For L2 regularization, we add a penalty term proportional to the weights \( w_j \):

$$
\frac{\partial}{\partial w_j} loss_{reg}(w) = \frac{\partial}{\partial w_j} loss(w) + \frac{\lambda}{m} w_j
$$

#### 3. **Gradient Descent Update Rule:**

To update the weights, we perform gradient descent, updating each weight \( w_j \) as follows:

$$
w_j := w_j - \alpha \left( \frac{1}{m} \sum_{i=1}^{m} \left( h_\theta(x_i) - y_i \right) x_{ij} + \frac{\lambda}{m} w_j \right)
$$

This update rule ensures that each weight is penalized by its current value, effectively shrinking the weights during the update.


In [None]:
# Gradient function with L2 regularization
def compute_gradient_with_l2(w, X, y, lambda_):
    m = len(y)
    h = sigmoid(np.dot(X, w))

    # Gradient of the loss function
    gradient = (1/m) * np.dot(X.T, (h - y))

    #YOUR CODE HERE
    gradient[1:] += (lambda_ / m) * w[1:]  # added the penalty term  to the gradient descent.

    return gradient


In [None]:
# Gradient Descent Update with L2 regularization
def gradient_descent(X, y, w, alpha, lambda_, num_iters):
    for i in range(num_iters):
        # Compute the gradient with L2 regularization
        grad = compute_gradient_with_l2(w, X, y, lambda_)
        # Update the weights
        w -= alpha * grad
    return w

In [None]:
alpha = 0.01  # Learning rate
lambda_ = 0.1  # Regularization parameter # You can adjust this value
num_iters = 1000  # Number of iterations. # You can adjust this value

# Perform gradient descent to update weights
updated_w = gradient_descent(X, y, w, alpha, lambda_, num_iters)
print("Updated weights after regularization:", updated_w)


Updated weights after regularization: [ 0.33101155  0.2095138  -0.11602928]

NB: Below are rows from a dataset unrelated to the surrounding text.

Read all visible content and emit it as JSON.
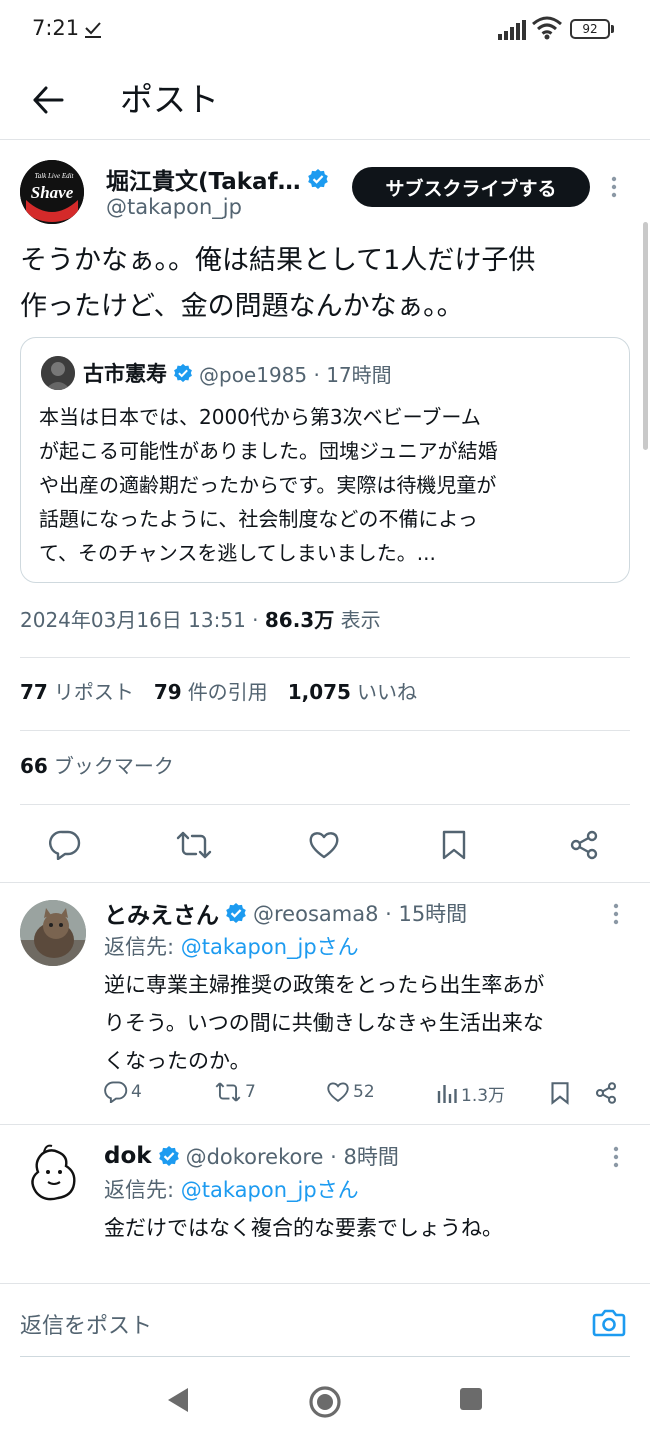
{
  "status_bar": {
    "time": "7:21",
    "battery": "92"
  },
  "header": {
    "title": "ポスト"
  },
  "main_post": {
    "author_name": "堀江貴文(Takaf…",
    "handle": "@takapon_jp",
    "subscribe_label": "サブスクライブする",
    "text_line1": "そうかなぁ。。俺は結果として1人だけ子供",
    "text_line2": "作ったけど、金の問題なんかなぁ。。",
    "avatar_text": "Shave",
    "avatar_small_text": "Talk Live Edit"
  },
  "quoted_post": {
    "author_name": "古市憲寿",
    "meta": "@poe1985 · 17時間",
    "lines": [
      "本当は日本では、2000代から第3次ベビーブーム",
      "が起こる可能性がありました。団塊ジュニアが結婚",
      "や出産の適齢期だったからです。実際は待機児童が",
      "話題になったように、社会制度などの不備によっ",
      "て、そのチャンスを逃してしまいました。..."
    ]
  },
  "post_meta": {
    "datetime": "2024年03月16日 13:51 · ",
    "views": "86.3万",
    "views_label": " 表示"
  },
  "stats": {
    "reposts": "77",
    "reposts_label": "リポスト",
    "quotes": "79",
    "quotes_label": "件の引用",
    "likes": "1,075",
    "likes_label": "いいね",
    "bookmarks": "66",
    "bookmarks_label": "ブックマーク"
  },
  "replies": [
    {
      "name": "とみえさん",
      "meta": "@reosama8 · 15時間",
      "reply_to_prefix": "返信先: ",
      "reply_to_handle": "@takapon_jpさん",
      "lines": [
        "逆に専業主婦推奨の政策をとったら出生率あが",
        "りそう。いつの間に共働きしなきゃ生活出来な",
        "くなったのか。"
      ],
      "replies": "4",
      "reposts": "7",
      "likes": "52",
      "views": "1.3万"
    },
    {
      "name": "dok",
      "meta": "@dokorekore · 8時間",
      "reply_to_prefix": "返信先: ",
      "reply_to_handle": "@takapon_jpさん",
      "lines": [
        "金だけではなく複合的な要素でしょうね。"
      ]
    }
  ],
  "composer": {
    "placeholder": "返信をポスト"
  },
  "colors": {
    "accent": "#1d9bf0",
    "text": "#0f1419",
    "secondary": "#536471",
    "border": "#e1e4e7",
    "brand_red": "#d42a2a"
  },
  "icons": [
    "back-arrow-icon",
    "verified-badge-icon",
    "more-icon",
    "reply-icon",
    "repost-icon",
    "like-icon",
    "bookmark-icon",
    "share-icon",
    "views-icon",
    "camera-icon",
    "nav-back-icon",
    "nav-home-icon",
    "nav-recents-icon"
  ]
}
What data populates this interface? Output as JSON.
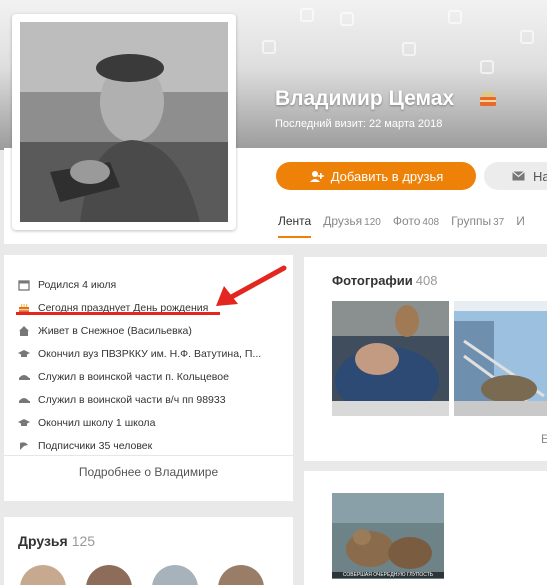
{
  "profile": {
    "name": "Владимир Цемах",
    "last_visit": "Последний визит: 22 марта 2018"
  },
  "actions": {
    "add_friend": "Добавить в друзья",
    "write": "На"
  },
  "tabs": [
    {
      "label": "Лента",
      "count": ""
    },
    {
      "label": "Друзья",
      "count": "120"
    },
    {
      "label": "Фото",
      "count": "408"
    },
    {
      "label": "Группы",
      "count": "37"
    },
    {
      "label": "И",
      "count": ""
    }
  ],
  "info": {
    "items": [
      {
        "icon": "calendar-icon",
        "text": "Родился 4 июля"
      },
      {
        "icon": "cake-icon",
        "text": "Сегодня празднует День рождения"
      },
      {
        "icon": "home-icon",
        "text": "Живет в Снежное (Васильевка)"
      },
      {
        "icon": "graduation-cap-icon",
        "text": "Окончил вуз ПВЗРККУ им. Н.Ф. Ватутина, П..."
      },
      {
        "icon": "military-cap-icon",
        "text": "Служил в воинской части п. Кольцевое"
      },
      {
        "icon": "military-cap-icon",
        "text": "Служил в воинской части в/ч пп 98933"
      },
      {
        "icon": "graduation-cap-icon",
        "text": "Окончил школу 1 школа"
      },
      {
        "icon": "subscribers-icon",
        "text": "Подписчики 35 человек"
      }
    ],
    "more_link": "Подробнее о Владимире"
  },
  "friends": {
    "title": "Друзья",
    "count": "125"
  },
  "photos": {
    "title": "Фотографии",
    "count": "408",
    "more": "Е"
  },
  "post": {
    "caption": "СОВЕРШАЯ ОЧЕРЕДНУЮ ГЛУПОСТЬ"
  },
  "colors": {
    "accent": "#ee8208",
    "highlight_red": "#e3261f",
    "background": "#e9e9e9"
  }
}
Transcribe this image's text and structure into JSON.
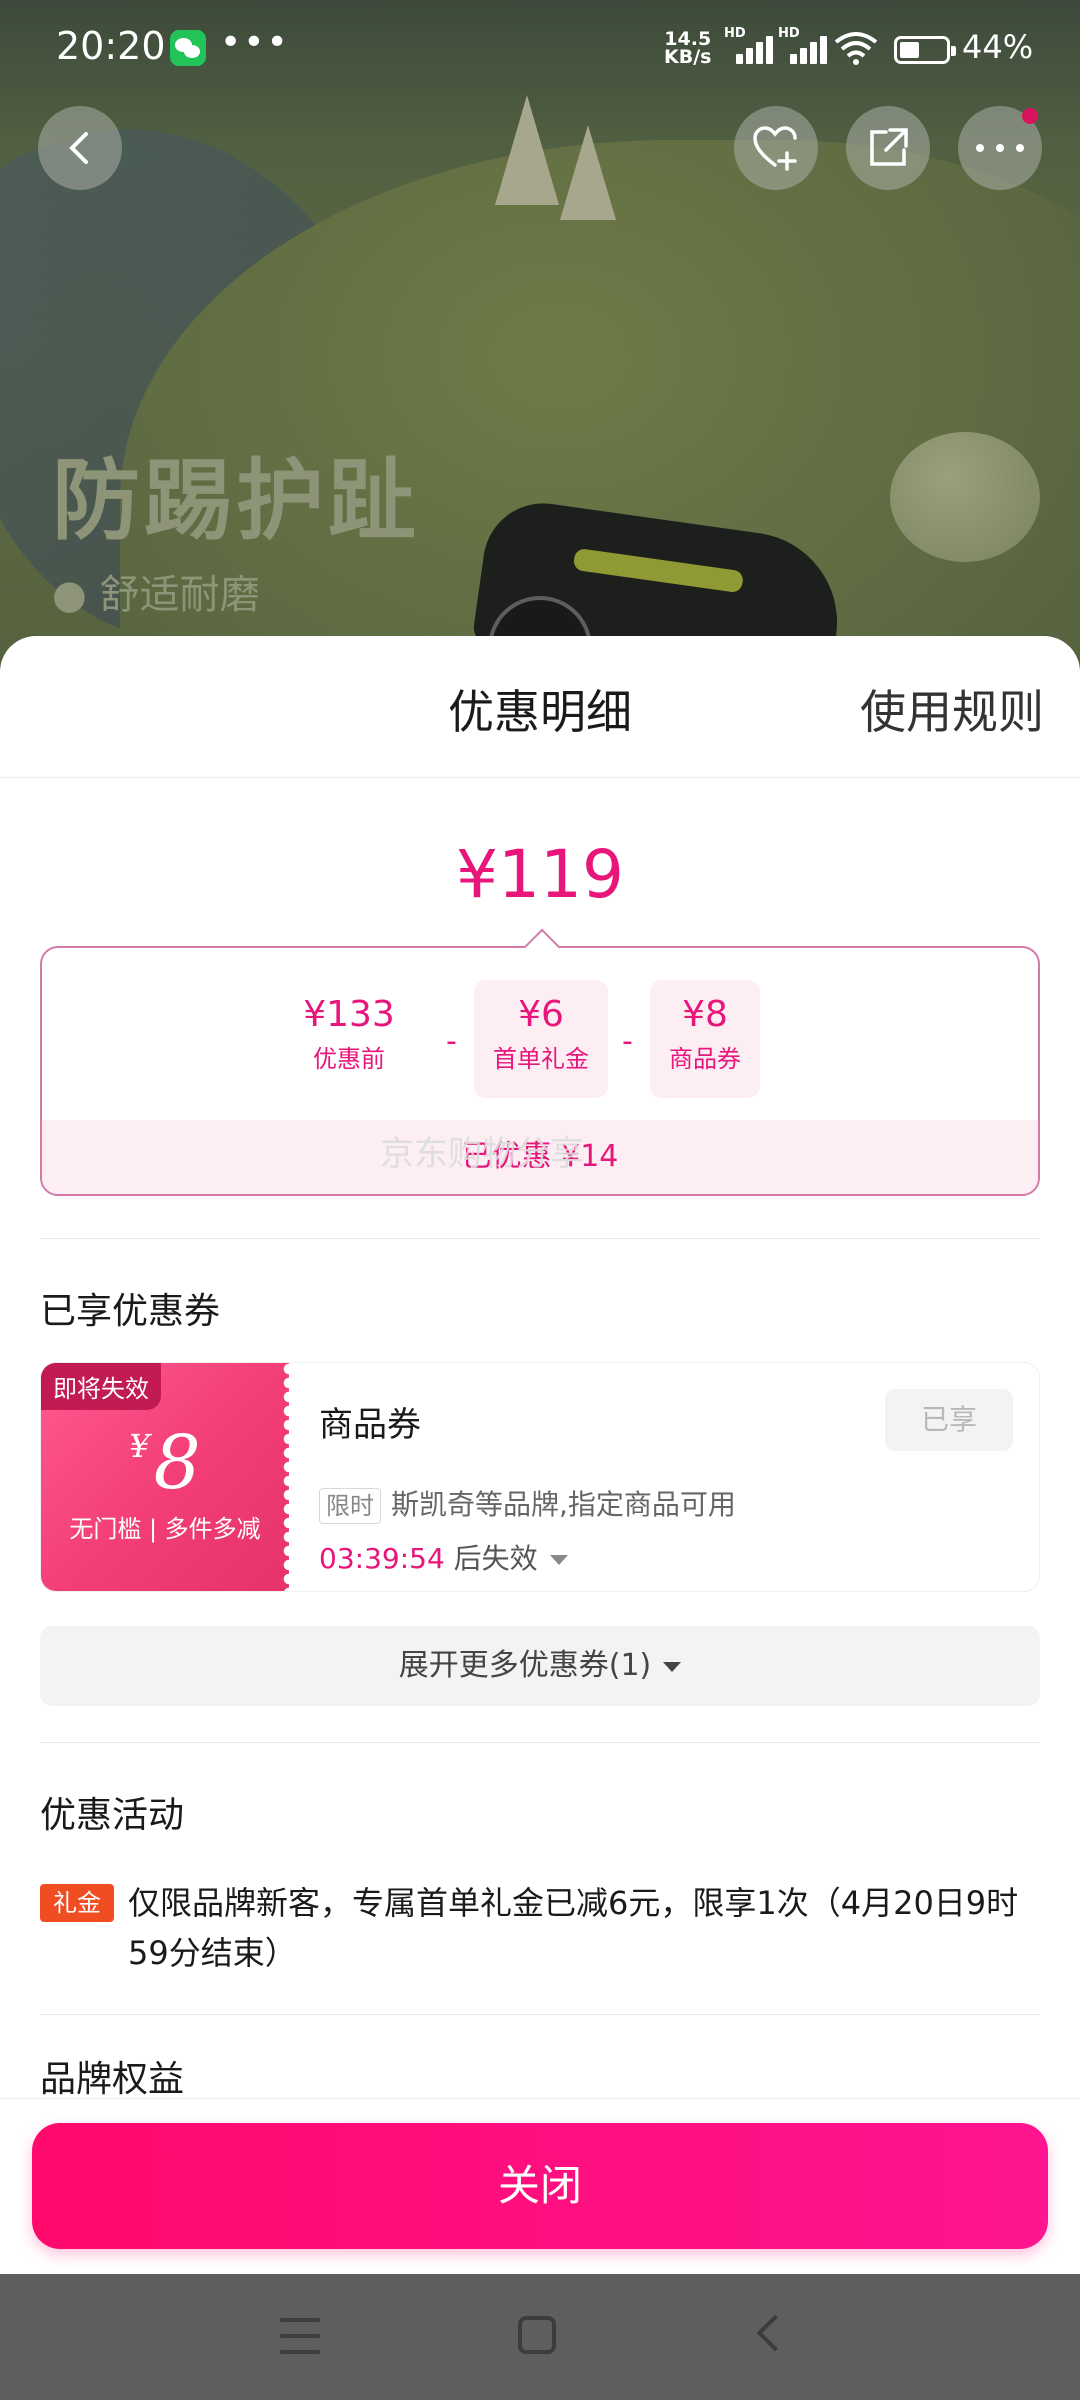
{
  "status_bar": {
    "time": "20:20",
    "more_dots": "•••",
    "net_speed_value": "14.5",
    "net_speed_unit": "KB/s",
    "battery_percent": "44%",
    "battery_level": 0.44
  },
  "background": {
    "headline": "防踢护趾",
    "subline": "● 舒适耐磨"
  },
  "sheet": {
    "title": "优惠明细",
    "rules_link": "使用规则",
    "final_price": "¥119",
    "breakdown": {
      "original": {
        "amount": "¥133",
        "label": "优惠前"
      },
      "minus": "-",
      "gift": {
        "amount": "¥6",
        "label": "首单礼金"
      },
      "coupon": {
        "amount": "¥8",
        "label": "商品券"
      },
      "saved": "已优惠 ¥14"
    },
    "watermark": "京东购物分享",
    "coupons_section_title": "已享优惠券",
    "coupon": {
      "expire_tag": "即将失效",
      "currency": "¥",
      "value": "8",
      "condition": "无门槛 | 多件多减",
      "name": "商品券",
      "status_button": "已享",
      "limit_tag": "限时",
      "description": "斯凯奇等品牌,指定商品可用",
      "countdown": "03:39:54",
      "countdown_suffix": "后失效"
    },
    "expand_more": "展开更多优惠券(1)",
    "activities_section_title": "优惠活动",
    "activity": {
      "tag": "礼金",
      "text": "仅限品牌新客，专属首单礼金已减6元，限享1次（4月20日9时59分结束）"
    },
    "brand_section_title": "品牌权益",
    "close_button": "关闭"
  },
  "colors": {
    "accent": "#e8157a",
    "close_button": "#ff0a6c",
    "gift_tag": "#f04d22"
  }
}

### Explain explain how the regularization affects the weights 𝑤

L2 Regularization helps to prevent overfitting by adding a penalty to large weight value . We also modified the loss function to use regularization which makes the weight small. Gradient descent  function have
$$
 \frac{\lambda}{m} w_j  
$$
which penalty the large weight force it to shrink.Which increase the bias and decrease the variance which helps to prevent the overfitting.So it helps to make a balance between the bias and variance.So regularization can help to prevent overfitting by controlling model complexity and improving its generalization.